レイドバックした時間を楽しむ約束の場所。【Hyde Park Music Festival 2023(麻田 浩)】

アメリカの雰囲気が漂っていた狭山という町に、70年代には多くのミュージシャンやアーティストが移り住み、数多くの作品を生み出していった。時代を経てもその輝きは失っていない。

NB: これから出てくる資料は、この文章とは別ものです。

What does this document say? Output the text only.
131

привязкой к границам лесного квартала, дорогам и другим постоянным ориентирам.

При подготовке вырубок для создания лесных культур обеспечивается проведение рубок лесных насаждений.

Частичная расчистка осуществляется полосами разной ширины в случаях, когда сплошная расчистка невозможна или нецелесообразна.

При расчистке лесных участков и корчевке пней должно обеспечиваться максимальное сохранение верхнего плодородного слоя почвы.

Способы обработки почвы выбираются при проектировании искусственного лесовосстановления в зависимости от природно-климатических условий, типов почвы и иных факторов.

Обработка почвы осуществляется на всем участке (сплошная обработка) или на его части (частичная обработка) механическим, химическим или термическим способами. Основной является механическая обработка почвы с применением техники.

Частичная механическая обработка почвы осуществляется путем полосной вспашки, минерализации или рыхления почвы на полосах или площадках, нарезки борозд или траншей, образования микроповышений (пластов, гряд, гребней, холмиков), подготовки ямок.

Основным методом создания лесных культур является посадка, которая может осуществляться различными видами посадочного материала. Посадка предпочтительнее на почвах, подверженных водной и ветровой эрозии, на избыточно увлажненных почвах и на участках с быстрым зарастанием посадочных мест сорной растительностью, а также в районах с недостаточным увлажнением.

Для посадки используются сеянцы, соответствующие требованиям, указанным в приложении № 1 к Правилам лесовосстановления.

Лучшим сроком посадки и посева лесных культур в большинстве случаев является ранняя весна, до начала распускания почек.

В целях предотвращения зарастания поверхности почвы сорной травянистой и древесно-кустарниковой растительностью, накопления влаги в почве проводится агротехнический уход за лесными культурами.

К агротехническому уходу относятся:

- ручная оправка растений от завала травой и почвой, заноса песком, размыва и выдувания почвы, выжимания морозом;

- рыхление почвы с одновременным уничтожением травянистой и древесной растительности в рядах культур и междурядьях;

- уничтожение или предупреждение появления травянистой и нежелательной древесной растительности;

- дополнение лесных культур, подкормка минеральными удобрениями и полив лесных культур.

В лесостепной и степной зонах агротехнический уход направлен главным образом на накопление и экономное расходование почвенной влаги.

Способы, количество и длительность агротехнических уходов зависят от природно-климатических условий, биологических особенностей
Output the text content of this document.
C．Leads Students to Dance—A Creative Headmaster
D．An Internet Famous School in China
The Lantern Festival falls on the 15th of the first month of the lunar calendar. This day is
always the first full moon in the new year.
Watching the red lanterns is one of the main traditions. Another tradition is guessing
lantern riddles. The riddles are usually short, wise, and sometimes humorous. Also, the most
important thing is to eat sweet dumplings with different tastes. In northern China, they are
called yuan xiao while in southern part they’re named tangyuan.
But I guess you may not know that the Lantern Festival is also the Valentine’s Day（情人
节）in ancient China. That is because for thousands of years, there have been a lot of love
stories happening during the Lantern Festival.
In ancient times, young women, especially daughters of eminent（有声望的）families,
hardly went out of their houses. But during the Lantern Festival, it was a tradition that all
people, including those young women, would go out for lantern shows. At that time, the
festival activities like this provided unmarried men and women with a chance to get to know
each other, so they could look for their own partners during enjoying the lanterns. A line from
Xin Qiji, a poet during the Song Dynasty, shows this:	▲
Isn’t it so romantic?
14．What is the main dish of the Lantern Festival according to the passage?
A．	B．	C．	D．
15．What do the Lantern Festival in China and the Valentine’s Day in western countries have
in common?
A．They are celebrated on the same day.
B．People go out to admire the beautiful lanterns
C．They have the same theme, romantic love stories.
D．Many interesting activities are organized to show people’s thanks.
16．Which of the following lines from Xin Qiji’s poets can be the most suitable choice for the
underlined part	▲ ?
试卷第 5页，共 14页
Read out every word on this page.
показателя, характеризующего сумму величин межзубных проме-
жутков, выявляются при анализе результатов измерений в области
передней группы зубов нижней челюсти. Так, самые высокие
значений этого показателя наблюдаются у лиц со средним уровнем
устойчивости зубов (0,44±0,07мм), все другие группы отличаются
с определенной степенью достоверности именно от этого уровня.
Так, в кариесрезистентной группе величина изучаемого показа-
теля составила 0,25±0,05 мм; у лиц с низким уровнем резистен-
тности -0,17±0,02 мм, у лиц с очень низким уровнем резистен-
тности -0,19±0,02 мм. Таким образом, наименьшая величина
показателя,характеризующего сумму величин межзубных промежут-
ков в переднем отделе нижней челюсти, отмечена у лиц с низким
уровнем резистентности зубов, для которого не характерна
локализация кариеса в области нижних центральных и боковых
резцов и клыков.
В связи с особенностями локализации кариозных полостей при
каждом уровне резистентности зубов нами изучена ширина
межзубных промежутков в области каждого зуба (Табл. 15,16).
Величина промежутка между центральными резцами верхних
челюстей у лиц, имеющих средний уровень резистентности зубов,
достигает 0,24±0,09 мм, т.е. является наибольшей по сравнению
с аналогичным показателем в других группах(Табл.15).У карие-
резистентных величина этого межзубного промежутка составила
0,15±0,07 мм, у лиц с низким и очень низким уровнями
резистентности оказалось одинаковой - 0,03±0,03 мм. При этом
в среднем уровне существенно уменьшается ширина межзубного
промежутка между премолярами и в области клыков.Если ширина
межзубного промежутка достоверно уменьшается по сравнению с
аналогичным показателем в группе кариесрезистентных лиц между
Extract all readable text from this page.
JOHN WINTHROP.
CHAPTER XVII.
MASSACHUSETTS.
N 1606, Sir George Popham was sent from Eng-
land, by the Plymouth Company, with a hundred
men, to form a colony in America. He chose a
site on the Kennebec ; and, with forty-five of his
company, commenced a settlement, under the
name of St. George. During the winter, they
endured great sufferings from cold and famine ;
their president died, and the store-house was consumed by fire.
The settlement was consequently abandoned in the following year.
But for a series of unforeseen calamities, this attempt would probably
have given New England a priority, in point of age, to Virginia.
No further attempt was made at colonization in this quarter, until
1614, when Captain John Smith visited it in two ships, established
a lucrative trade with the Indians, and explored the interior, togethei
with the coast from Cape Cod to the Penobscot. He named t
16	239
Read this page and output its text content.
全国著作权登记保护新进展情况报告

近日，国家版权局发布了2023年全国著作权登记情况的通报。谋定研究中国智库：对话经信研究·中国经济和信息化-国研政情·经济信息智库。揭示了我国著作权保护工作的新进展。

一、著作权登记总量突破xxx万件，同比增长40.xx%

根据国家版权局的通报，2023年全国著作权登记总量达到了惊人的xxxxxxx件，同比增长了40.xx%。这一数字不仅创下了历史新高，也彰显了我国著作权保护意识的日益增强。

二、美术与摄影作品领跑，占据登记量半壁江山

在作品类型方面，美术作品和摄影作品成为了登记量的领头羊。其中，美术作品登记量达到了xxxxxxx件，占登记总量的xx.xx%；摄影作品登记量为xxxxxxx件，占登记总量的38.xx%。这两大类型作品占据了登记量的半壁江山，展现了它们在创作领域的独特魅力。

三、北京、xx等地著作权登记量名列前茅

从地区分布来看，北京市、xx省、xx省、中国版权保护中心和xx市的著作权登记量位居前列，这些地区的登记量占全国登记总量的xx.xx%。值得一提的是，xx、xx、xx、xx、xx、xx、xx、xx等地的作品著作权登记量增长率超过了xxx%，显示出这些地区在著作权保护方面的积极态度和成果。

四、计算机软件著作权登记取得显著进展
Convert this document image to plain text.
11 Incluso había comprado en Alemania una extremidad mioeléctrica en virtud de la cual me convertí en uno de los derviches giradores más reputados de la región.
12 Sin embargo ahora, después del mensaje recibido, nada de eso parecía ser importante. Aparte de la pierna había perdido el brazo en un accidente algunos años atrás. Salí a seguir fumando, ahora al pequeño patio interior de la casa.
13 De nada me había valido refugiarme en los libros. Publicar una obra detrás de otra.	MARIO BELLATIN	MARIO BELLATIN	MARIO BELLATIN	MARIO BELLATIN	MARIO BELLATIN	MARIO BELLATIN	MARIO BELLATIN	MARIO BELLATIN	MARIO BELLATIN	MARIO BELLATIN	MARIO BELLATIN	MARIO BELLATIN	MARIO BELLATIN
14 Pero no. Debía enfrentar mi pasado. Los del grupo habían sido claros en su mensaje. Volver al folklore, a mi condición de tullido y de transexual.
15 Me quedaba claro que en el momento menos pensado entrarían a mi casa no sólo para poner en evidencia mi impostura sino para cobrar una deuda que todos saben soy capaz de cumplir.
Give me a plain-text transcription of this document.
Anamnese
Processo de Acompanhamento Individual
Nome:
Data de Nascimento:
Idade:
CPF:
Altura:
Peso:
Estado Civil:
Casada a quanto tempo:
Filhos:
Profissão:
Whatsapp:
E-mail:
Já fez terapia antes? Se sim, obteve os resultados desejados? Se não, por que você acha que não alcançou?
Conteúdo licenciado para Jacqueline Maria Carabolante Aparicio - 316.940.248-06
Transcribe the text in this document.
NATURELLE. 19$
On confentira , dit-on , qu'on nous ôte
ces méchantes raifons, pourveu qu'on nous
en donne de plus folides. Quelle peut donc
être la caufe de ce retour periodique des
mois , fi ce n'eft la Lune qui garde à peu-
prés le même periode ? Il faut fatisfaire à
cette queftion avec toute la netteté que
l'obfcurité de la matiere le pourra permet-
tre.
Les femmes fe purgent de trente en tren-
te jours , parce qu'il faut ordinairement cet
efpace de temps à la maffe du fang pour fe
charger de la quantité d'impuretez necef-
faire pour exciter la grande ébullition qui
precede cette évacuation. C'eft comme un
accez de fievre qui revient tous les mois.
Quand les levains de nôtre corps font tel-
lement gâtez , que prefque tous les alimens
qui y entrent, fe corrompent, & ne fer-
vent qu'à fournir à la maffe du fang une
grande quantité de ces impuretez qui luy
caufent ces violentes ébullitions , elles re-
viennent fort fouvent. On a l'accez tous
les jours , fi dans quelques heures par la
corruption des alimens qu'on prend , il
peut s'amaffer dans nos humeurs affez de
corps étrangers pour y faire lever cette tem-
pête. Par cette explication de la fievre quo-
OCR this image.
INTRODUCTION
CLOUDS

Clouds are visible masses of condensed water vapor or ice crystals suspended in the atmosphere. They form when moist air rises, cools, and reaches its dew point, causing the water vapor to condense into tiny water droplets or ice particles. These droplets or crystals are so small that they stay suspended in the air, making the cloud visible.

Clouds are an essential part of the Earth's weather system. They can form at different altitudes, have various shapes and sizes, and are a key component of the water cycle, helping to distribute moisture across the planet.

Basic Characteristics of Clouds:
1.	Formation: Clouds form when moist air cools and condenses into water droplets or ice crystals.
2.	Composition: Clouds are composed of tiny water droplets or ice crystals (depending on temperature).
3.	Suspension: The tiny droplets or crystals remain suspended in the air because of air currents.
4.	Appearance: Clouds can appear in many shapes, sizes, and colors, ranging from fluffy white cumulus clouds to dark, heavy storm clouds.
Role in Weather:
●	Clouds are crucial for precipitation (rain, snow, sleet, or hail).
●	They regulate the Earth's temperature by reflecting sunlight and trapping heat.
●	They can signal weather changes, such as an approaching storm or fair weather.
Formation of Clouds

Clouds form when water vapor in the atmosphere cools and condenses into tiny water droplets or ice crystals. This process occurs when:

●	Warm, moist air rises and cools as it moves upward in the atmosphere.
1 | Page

文 = 菊地 崇 text = Takashi Kikuchi  
写真 = 須古 恵 photo = Meg Suko

–––– 麻田さんが狭山で暮らしはじめたのはいつ頃だったのですか。

 1971年です。


–––– 50年になるんですね。

 そうなりますね。狭山に最初に引っ越してきたのはWork Shop MU!!というデザイン事務所の3人だったんですね。真鍋(立彦)くん、奥村(靫正)くん、中山(泰)くん。中山くんはその後に大滝(詠一)くんのナイアガラの仕事をして、奥村くんはYMOの仕事をして。真鍋君だけは音楽ではなくドゥファミリィっていう洋服屋さんのデザイン。彼らに「麻田さん、僕らが住んでいるところはおもしろいから見に来てよ」って誘われて。まだ米軍基地があった時代。関越道 はなくて所沢街道を走って来た。来てみたらすごくいい場所だった。コミューンとまでは言わないけど、芸大の人をはじめとしてアーティスティックな人も多かった。東京のウッドストックという表現だとちょっと大げさかもしれないけど、そんな雰囲気もあって。米軍ハウスを安く借りられたから、すぐに引っ越して来たんですよ。のちに「『HOSONO HOUSE』をレコーディングした細野さんの家はどこですか」って訪ねてくる若い人もいましたね。


–––– 米軍基地があって米軍ハウスがあって。町にアメリカの匂いがあったのですか。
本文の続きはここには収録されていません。